The thalamus is normally supplied with blood on both sides by small branches leading from the ipsilateral posterior communicating artery, as well as P1 and P2 segments of the posterior cerebral artery. The most frequent cause of injury in the thalamus is thrombosis in parts of the posterior cerebral artery. In 1973, the French neurologist Gérard Percheron (1930–2011) described a rare anatomical variant in which a single trunk from the posterior cerebral artery supplies medial parts of the thalamus and ventral parts of the mesencephalon bilaterally (1). This anatomical variant is called the artery of Percheron (illustration on left).
Percheron artery occlusion results in bilateral thalamic infarcts, a rare condition. It is rarely possible to detect arterial occlusion with diagnostic imaging, and diagnosis is made indirectly through findings of bilateral infarcts in the medial thalamus, with or without affection of the mesencephalon (2).
The symptoms can be dramatic, with acute onset of coma in addition to focal neurological, neuropsychological and ophthalmological signs (abnormal pupillary light reflexes, reduced ocular motility, or ptosis). Early diagnosis can be challenging, as the clinical disease picture is unusual and radiological examinations in the initial phase may not yield definitive pathological findings (3).
Our patient was a man in his late sixties who abruptly lost consciousness while on holiday abroad. He was quickly collected by ambulance and driven to the nearest hospital. Thrombolytic therapy was not initiated because the cause of his loss of consciousness was unclear. He was intubated on arrival and the left pupil was observed to be more dilated than the right one. CT head and CT angiography performed on the day of admission yielded no relevant pathological findings. Head MRI on day 4 of the hospitalisation showed infarcts bilaterally in the medial thalamus (image on right).
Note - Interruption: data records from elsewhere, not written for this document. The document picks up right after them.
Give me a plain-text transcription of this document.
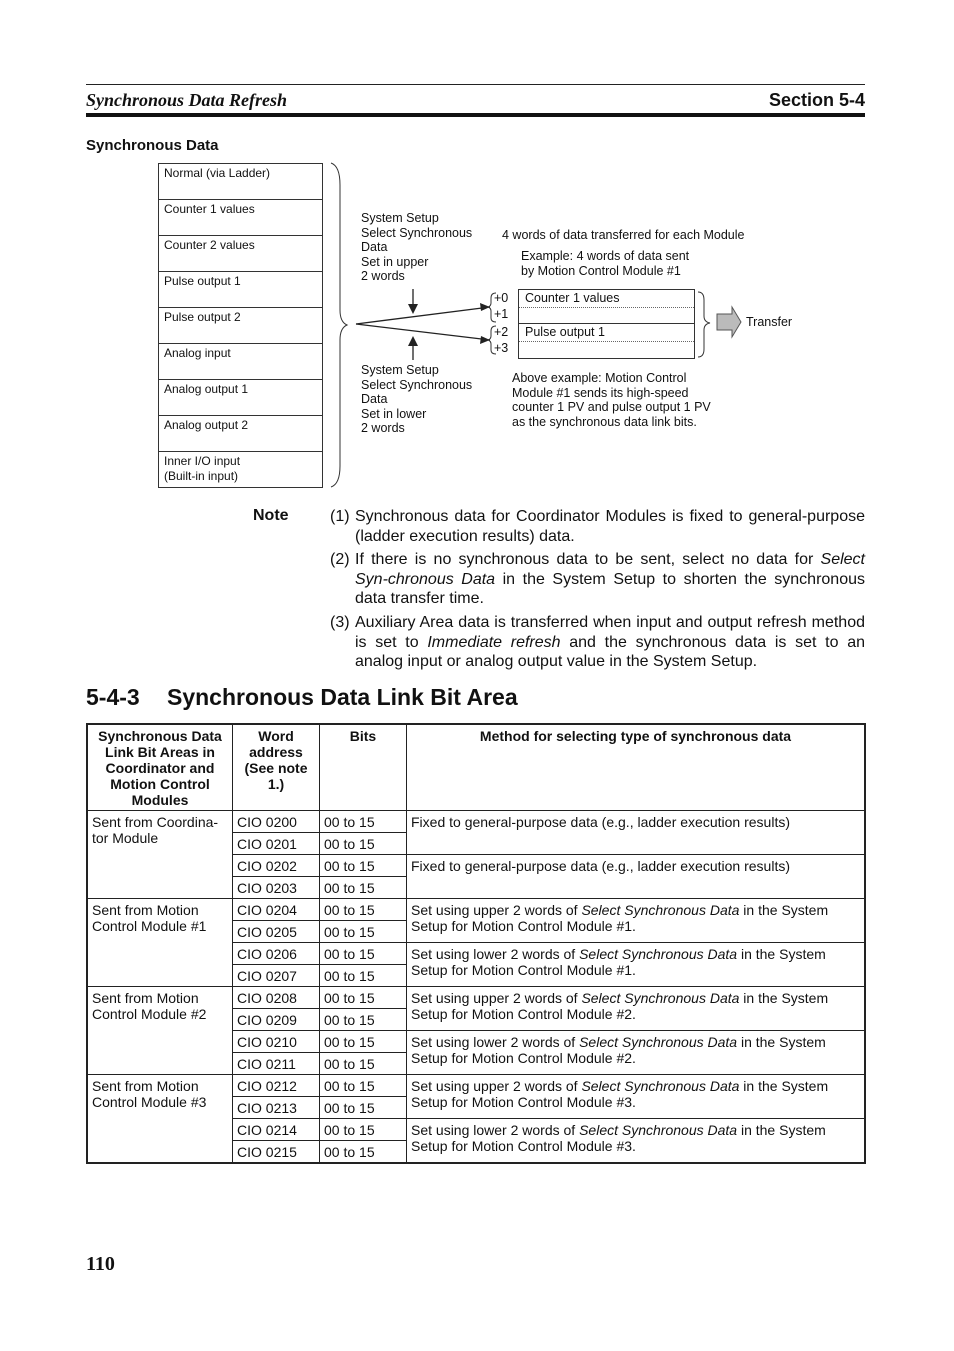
Synchronous Data Refresh	Section 5-4
Synchronous Data
Normal (via Ladder)
Counter 1 values
Counter 2 values
Pulse output 1
Pulse output 2
Analog input
Analog output 1
Analog output 2
Inner I/O input
(Built-in input)
System Setup
Select Synchronous
Data
Set in upper
2 words
System Setup
Select Synchronous
Data
Set in lower
2 words
4 words of data transferred for each Module
Example: 4 words of data sent
by Motion Control Module #1
+0
+1
+2
+3
Counter 1 values
Pulse output 1
Transfer
Above example: Motion Control
Module #1 sends its high-speed
counter 1 PV and pulse output 1 PV
as the synchronous data link bits.
Note	(1) Synchronous data for Coordinator Modules is fixed to general-purpose (ladder execution results) data.
(2) If there is no synchronous data to be sent, select no data for Select Syn-chronous Data in the System Setup to shorten the synchronous data transfer time.
(3) Auxiliary Area data is transferred when input and output refresh method is set to Immediate refresh and the synchronous data is set to an analog input or analog output value in the System Setup.
5-4-3 Synchronous Data Link Bit Area
Synchronous Data Link Bit Areas in Coordinator and Motion Control Modules	Word address (See note 1.)	Bits	Method for selecting type of synchronous data
Sent from Coordina-tor Module	CIO 0200	00 to 15	Fixed to general-purpose data (e.g., ladder execution results)
	CIO 0201	00 to 15	
	CIO 0202	00 to 15	Fixed to general-purpose data (e.g., ladder execution results)
	CIO 0203	00 to 15	
Sent from Motion Control Module #1	CIO 0204	00 to 15	Set using upper 2 words of Select Synchronous Data in the System Setup for Motion Control Module #1.
	CIO 0205	00 to 15	
	CIO 0206	00 to 15	Set using lower 2 words of Select Synchronous Data in the System Setup for Motion Control Module #1.
	CIO 0207	00 to 15	
Sent from Motion Control Module #2	CIO 0208	00 to 15	Set using upper 2 words of Select Synchronous Data in the System Setup for Motion Control Module #2.
	CIO 0209	00 to 15	
	CIO 0210	00 to 15	Set using lower 2 words of Select Synchronous Data in the System Setup for Motion Control Module #2.
	CIO 0211	00 to 15	
Sent from Motion Control Module #3	CIO 0212	00 to 15	Set using upper 2 words of Select Synchronous Data in the System Setup for Motion Control Module #3.
	CIO 0213	00 to 15	
	CIO 0214	00 to 15	Set using lower 2 words of Select Synchronous Data in the System Setup for Motion Control Module #3.
	CIO 0215	00 to 15	
110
The patient was extubated on day 5 and transferred to a local hospital in Norway 14 days later. He had partial tetraplegia with reduced function in the left-sided extremities and paralysis in the right-sided extremities. He was unable to open his eyes, but his vision was intact if the eyelids were lifted for him. His level of consciousness fluctuated, but gradually improved. His swallowing function gradually returned but did not normalise completely. A PEG tube was therefore inserted. With physiotherapy he eventually managed to walk 50 m using a walking frame. The patient’s functional level was too low to benefit from the rehabilitation department, and he was placed permanently in a nursing home. The disease course was complicated with recurrent aspiration pneumonia, and he died approximately one year later.